Regarding the diagnostic and management algorithm, I think there are only quite small changes, for example, regarding the observation of the patients before and after coronary angiography and regarding the timing of the invasive approach. So, we have here a change – we no longer have a group of patients with intermediate-risk characteristics that can undergo an invasive strategy within 72 hours. Currently, the guidelines recommend an immediate angiography or an early planned coronary angiography depending on the individual patient risk. It’s clearly defined, but some of the immediate risk factors that were used to consider for the delayed invasive approach were just omitted.

Q2: What is the rationale for the 0h/1h as well as the 0h/2h algorithm taking precedence over the 0h/3h algorithm in the latest ESC guideline?
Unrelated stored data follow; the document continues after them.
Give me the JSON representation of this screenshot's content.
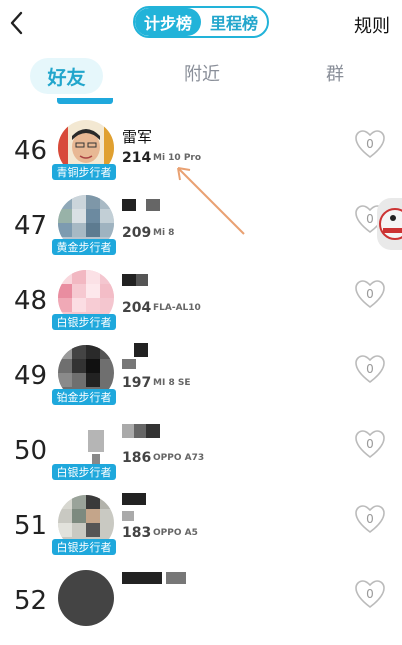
{
  "header": {
    "segment": {
      "active": "计步榜",
      "inactive": "里程榜"
    },
    "rules_label": "规则"
  },
  "tabs": [
    "好友",
    "附近",
    "群"
  ],
  "rows": [
    {
      "rank": "46",
      "name": "雷军",
      "steps": "214",
      "device": "Mi 10 Pro",
      "badge": "青铜步行者",
      "likes": "0"
    },
    {
      "rank": "47",
      "name": "",
      "steps": "209",
      "device": "Mi 8",
      "badge": "黄金步行者",
      "likes": "0"
    },
    {
      "rank": "48",
      "name": "",
      "steps": "204",
      "device": "FLA-AL10",
      "badge": "白银步行者",
      "likes": "0"
    },
    {
      "rank": "49",
      "name": "",
      "steps": "197",
      "device": "MI 8 SE",
      "badge": "铂金步行者",
      "likes": "0"
    },
    {
      "rank": "50",
      "name": "",
      "steps": "186",
      "device": "OPPO A73",
      "badge": "白银步行者",
      "likes": "0"
    },
    {
      "rank": "51",
      "name": "",
      "steps": "183",
      "device": "OPPO A5",
      "badge": "白银步行者",
      "likes": "0"
    },
    {
      "rank": "52",
      "name": "",
      "steps": "",
      "device": "",
      "badge": "",
      "likes": "0"
    }
  ],
  "colors": {
    "accent": "#22b3d9",
    "badge": "#1fa8dc",
    "tab_bg": "#e6f7fb"
  }
}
I think the rationale for the 0h/1h algorithm is the accumulating evidence supporting its safety and practicability, and also its effect on the congestion of crowded emergency departments. Since the last guidelines, we had a randomised trial – the RAPID-TnT study performed in Australia which compared 0h/1h algorithm with the standard approach, whereby it was at the three hours. Then, there were several observational trials with prospective validation and very nice meta-analysis that also brings together all these studies; an overview of 11,000 patients from ten countries, gave information on three high sensitivity troponin assays and here, we see very nice sensitivities to negative predictive values for this algorithm, as well as very good safety (margins) for 30 days and one year.
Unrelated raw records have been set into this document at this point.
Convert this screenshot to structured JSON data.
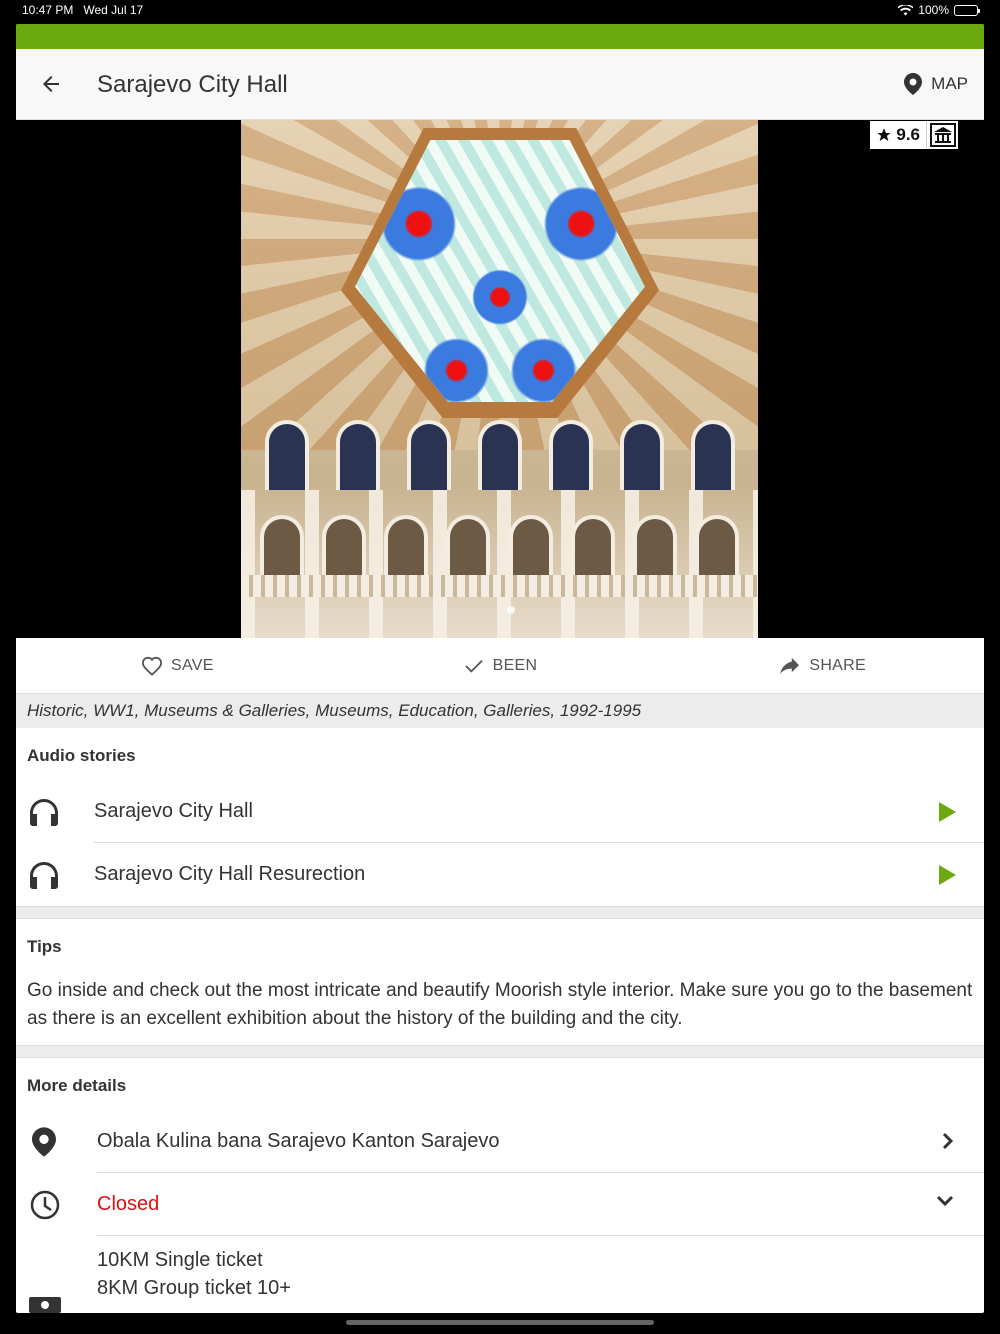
{
  "status_bar": {
    "time": "10:47 PM",
    "date": "Wed Jul 17",
    "battery": "100%"
  },
  "colors": {
    "accent": "#6aaa0f",
    "closed": "#e01010",
    "play": "#6aaa0f"
  },
  "header": {
    "title": "Sarajevo City Hall",
    "map_label": "MAP",
    "back_icon": "arrow-left-icon",
    "map_icon": "map-pin-icon"
  },
  "hero": {
    "rating": "9.6",
    "category_icon": "museum-icon",
    "photo": "interior-dome-photo"
  },
  "actions": [
    {
      "label": "SAVE",
      "icon": "heart-icon"
    },
    {
      "label": "BEEN",
      "icon": "check-icon"
    },
    {
      "label": "SHARE",
      "icon": "share-icon"
    }
  ],
  "categories": "Historic, WW1, Museums & Galleries, Museums, Education, Galleries, 1992-1995",
  "audio": {
    "title": "Audio stories",
    "items": [
      {
        "label": "Sarajevo City Hall"
      },
      {
        "label": "Sarajevo City Hall Resurection"
      }
    ]
  },
  "tips": {
    "title": "Tips",
    "text": "Go inside and check out the most intricate and beautify Moorish style interior. Make sure you go to the basement as there is an excellent exhibition about the history of the building and the city."
  },
  "details": {
    "title": "More details",
    "address": "Obala Kulina bana Sarajevo Kanton Sarajevo",
    "hours": "Closed",
    "prices": [
      "10KM Single ticket",
      "8KM Group ticket 10+"
    ]
  }
}
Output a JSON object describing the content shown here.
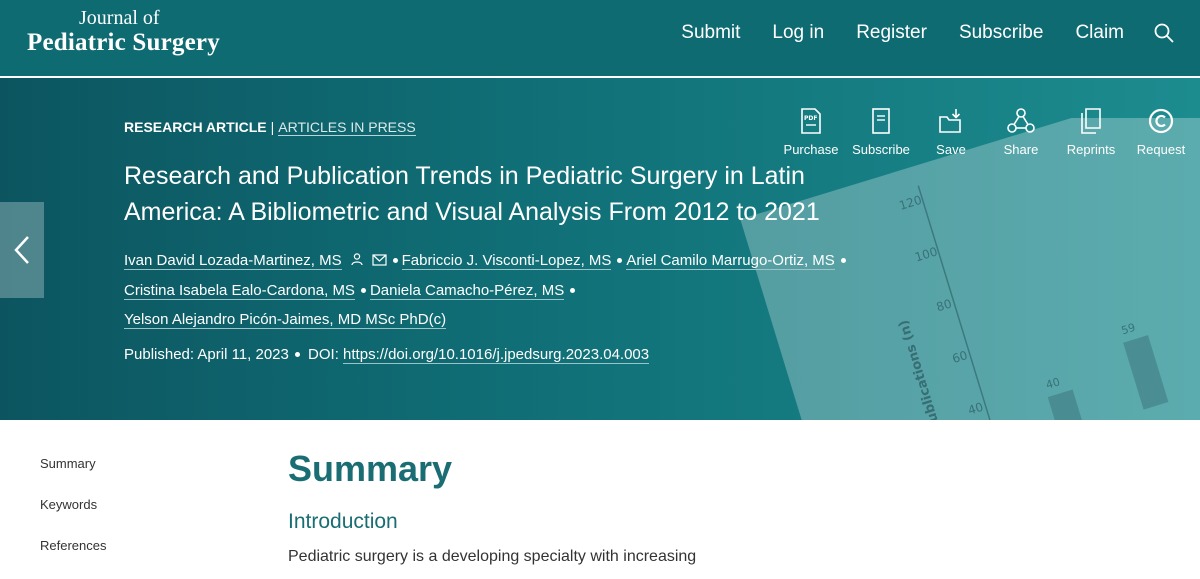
{
  "journal": {
    "line1": "Journal of",
    "line2": "Pediatric Surgery"
  },
  "nav": {
    "submit": "Submit",
    "login": "Log in",
    "register": "Register",
    "subscribe": "Subscribe",
    "claim": "Claim",
    "search_icon": "search-icon"
  },
  "article": {
    "type": "RESEARCH ARTICLE",
    "separator": "|",
    "section": "ARTICLES IN PRESS",
    "title": "Research and Publication Trends in Pediatric Surgery in Latin America: A Bibliometric and Visual Analysis From 2012 to 2021",
    "authors": [
      "Ivan David Lozada-Martinez, MS",
      "Fabriccio J. Visconti-Lopez, MS",
      "Ariel Camilo Marrugo-Ortiz, MS",
      "Cristina Isabela Ealo-Cardona, MS",
      "Daniela Camacho-Pérez, MS",
      "Yelson Alejandro Picón-Jaimes, MD MSc PhD(c)"
    ],
    "published_label": "Published:",
    "published_date": "April 11, 2023",
    "doi_label": "DOI:",
    "doi": "https://doi.org/10.1016/j.jpedsurg.2023.04.003"
  },
  "tools": [
    {
      "label": "Purchase",
      "icon": "pdf-icon"
    },
    {
      "label": "Subscribe",
      "icon": "journal-icon"
    },
    {
      "label": "Save",
      "icon": "folder-save-icon"
    },
    {
      "label": "Share",
      "icon": "share-icon"
    },
    {
      "label": "Reprints",
      "icon": "reprints-icon"
    },
    {
      "label": "Request",
      "icon": "copyright-icon"
    }
  ],
  "sidebar": {
    "items": [
      "Summary",
      "Keywords",
      "References"
    ]
  },
  "content": {
    "heading": "Summary",
    "subheading": "Introduction",
    "paragraph": "Pediatric surgery is a developing specialty with increasing"
  },
  "background_figure": {
    "ylabel": "Publications (n)",
    "ticks": [
      "120",
      "100",
      "80",
      "60",
      "40"
    ],
    "bar_labels": [
      "40",
      "59"
    ]
  },
  "colors": {
    "brand": "#0f6b72",
    "heading": "#1a6e73"
  }
}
And we have two very nice real-life studies that also show that in real life, we have a very good triage of patients in different categories; rule out, rule in, a small fraction of patients who have to be further investigated, whether they are in the grey zone or the observational zone – but that’s only a fraction. Then we see from these real-life studies that three-quarters of these patients can be discharged and the discharge of these low-risk patients is safe, with very low mortality rates. So, it’s very convenient for hospitals that face crowding – they can really decongest emergency departments without increasing the risk for the patients. And what is very clear, is that provided you exert some scrutiny, you are still cautious on which patients you apply this protocol to. You can apply it across all subgroups of patients, even complicated patients with pre-existing coronary artery disease, with chronic kidney disease and early presenters, so it applies to almost every subgroup. This information allows to upscale their recommendation level for the 0h/1h.
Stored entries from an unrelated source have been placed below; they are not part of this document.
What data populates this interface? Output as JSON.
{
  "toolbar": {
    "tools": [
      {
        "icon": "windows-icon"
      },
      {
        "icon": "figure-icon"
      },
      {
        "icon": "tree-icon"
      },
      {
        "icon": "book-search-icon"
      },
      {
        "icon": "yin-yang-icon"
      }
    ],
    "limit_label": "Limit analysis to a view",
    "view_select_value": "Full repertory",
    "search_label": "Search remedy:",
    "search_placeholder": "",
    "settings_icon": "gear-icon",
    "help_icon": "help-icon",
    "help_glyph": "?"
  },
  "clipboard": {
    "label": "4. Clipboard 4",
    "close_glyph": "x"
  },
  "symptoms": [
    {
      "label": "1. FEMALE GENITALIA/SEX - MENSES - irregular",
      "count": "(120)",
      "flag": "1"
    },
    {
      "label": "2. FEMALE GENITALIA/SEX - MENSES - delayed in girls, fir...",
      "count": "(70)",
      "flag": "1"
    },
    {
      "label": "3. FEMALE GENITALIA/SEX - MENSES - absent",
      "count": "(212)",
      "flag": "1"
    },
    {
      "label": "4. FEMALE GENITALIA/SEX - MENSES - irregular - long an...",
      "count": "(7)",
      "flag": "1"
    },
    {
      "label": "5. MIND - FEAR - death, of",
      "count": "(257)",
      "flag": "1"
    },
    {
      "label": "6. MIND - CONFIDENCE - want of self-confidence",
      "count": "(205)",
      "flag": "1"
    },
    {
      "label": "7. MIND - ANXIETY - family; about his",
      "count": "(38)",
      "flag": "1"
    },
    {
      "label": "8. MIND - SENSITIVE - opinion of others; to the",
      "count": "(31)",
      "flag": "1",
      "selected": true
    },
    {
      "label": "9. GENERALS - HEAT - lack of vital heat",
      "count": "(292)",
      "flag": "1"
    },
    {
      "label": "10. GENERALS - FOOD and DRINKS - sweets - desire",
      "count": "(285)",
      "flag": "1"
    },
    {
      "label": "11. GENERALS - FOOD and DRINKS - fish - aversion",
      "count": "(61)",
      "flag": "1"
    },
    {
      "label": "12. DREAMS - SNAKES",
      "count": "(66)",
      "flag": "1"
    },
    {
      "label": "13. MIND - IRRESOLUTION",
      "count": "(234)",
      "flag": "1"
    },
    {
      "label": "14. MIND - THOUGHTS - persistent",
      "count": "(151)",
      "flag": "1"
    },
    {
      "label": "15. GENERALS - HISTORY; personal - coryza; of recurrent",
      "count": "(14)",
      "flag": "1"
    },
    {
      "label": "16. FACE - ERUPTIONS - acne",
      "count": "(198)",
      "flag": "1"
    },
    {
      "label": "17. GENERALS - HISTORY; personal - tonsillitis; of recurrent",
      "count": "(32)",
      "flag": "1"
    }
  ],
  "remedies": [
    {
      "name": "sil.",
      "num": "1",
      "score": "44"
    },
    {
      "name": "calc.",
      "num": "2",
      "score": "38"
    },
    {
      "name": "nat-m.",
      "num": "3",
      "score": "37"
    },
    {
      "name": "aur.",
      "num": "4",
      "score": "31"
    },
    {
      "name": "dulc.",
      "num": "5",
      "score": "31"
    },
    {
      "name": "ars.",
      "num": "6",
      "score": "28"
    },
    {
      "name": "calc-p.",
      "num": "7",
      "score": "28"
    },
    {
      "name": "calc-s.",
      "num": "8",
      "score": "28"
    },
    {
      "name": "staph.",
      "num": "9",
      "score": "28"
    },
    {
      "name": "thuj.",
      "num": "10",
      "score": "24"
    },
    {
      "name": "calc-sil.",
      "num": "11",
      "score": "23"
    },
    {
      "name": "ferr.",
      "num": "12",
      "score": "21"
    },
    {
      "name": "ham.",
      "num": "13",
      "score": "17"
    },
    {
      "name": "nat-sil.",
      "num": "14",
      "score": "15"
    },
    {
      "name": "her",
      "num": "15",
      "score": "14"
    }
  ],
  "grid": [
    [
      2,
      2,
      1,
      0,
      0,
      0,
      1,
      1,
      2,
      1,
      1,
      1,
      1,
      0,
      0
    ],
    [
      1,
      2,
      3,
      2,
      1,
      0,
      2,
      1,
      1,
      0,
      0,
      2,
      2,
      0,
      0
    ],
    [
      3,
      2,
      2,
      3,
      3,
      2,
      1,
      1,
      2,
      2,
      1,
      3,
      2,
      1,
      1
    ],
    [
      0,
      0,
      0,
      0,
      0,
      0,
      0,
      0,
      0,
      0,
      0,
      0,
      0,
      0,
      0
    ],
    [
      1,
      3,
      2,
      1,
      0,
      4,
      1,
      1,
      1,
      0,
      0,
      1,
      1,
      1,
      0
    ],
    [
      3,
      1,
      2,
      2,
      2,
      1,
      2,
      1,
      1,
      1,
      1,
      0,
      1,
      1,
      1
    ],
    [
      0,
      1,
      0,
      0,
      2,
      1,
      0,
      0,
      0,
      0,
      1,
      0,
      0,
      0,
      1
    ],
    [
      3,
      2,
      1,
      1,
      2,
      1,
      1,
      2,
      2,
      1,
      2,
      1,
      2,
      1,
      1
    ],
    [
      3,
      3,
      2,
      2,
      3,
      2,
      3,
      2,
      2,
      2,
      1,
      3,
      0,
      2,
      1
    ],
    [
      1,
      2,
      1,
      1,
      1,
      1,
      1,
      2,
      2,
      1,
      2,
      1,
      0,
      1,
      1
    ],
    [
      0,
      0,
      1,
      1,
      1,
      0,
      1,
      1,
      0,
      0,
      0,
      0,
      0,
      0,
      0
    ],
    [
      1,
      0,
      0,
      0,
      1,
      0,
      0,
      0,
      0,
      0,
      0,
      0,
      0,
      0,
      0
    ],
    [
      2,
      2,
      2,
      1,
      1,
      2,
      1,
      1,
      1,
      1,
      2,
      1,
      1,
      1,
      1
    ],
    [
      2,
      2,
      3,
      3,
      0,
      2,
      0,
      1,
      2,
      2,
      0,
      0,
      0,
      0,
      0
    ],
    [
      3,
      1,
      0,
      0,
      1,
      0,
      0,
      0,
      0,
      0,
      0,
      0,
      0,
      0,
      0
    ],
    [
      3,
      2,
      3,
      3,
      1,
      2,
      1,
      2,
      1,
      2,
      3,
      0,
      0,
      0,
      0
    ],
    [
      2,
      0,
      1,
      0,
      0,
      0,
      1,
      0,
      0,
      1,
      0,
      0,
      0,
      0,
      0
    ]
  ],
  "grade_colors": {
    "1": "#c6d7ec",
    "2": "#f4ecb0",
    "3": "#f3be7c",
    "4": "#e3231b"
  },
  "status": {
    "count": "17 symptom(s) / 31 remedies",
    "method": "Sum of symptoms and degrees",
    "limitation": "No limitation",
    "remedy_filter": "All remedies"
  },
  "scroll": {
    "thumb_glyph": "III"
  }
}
The 0h/2h algorithm, to be very clear about that, is not regarding the ADP 0h/2h algorithm, which is clearly established in the APAC region, in Australia and Asia, where we have very nice studies from very renowned groups, and there’s also randomised trial on that from Martin Than. But it’s about the ESC 0h/2h algorithm. So, for many people, it was not known that this algorithm is also very effective and very safe, and indeed there are several observational trials that have confirmed the efficacy and safety of this 0h/2h algorithm.

Whether this algorithm is as safe and effective as a 0h/3h algorithm, we don’t know. There are no comparative studies. This is something that is under debate. Regarding the 0h/3h algorithm, I am not sure if this recommendation disfavouring the 0h/3h algorithm is really substantiated because the 99th percentile is the decision cut-off for the 0h/3h algorithm, while the decision cut-offs for the other algorithms are based on lower concentrations and these concentrations have been optimised to reach the highest sensitivity and highest specificity, but are not always biologically plausible. The 99th percentile is our biological equivalent to the definition of myocardial injury and infarction, so, if we omit that, then we also omit our objective evidence for infarct. I am a bit cautious about whether we can really only go to 0h/1h, but at least I think it will help to promote the use of high sensitivity assays and faster protocols.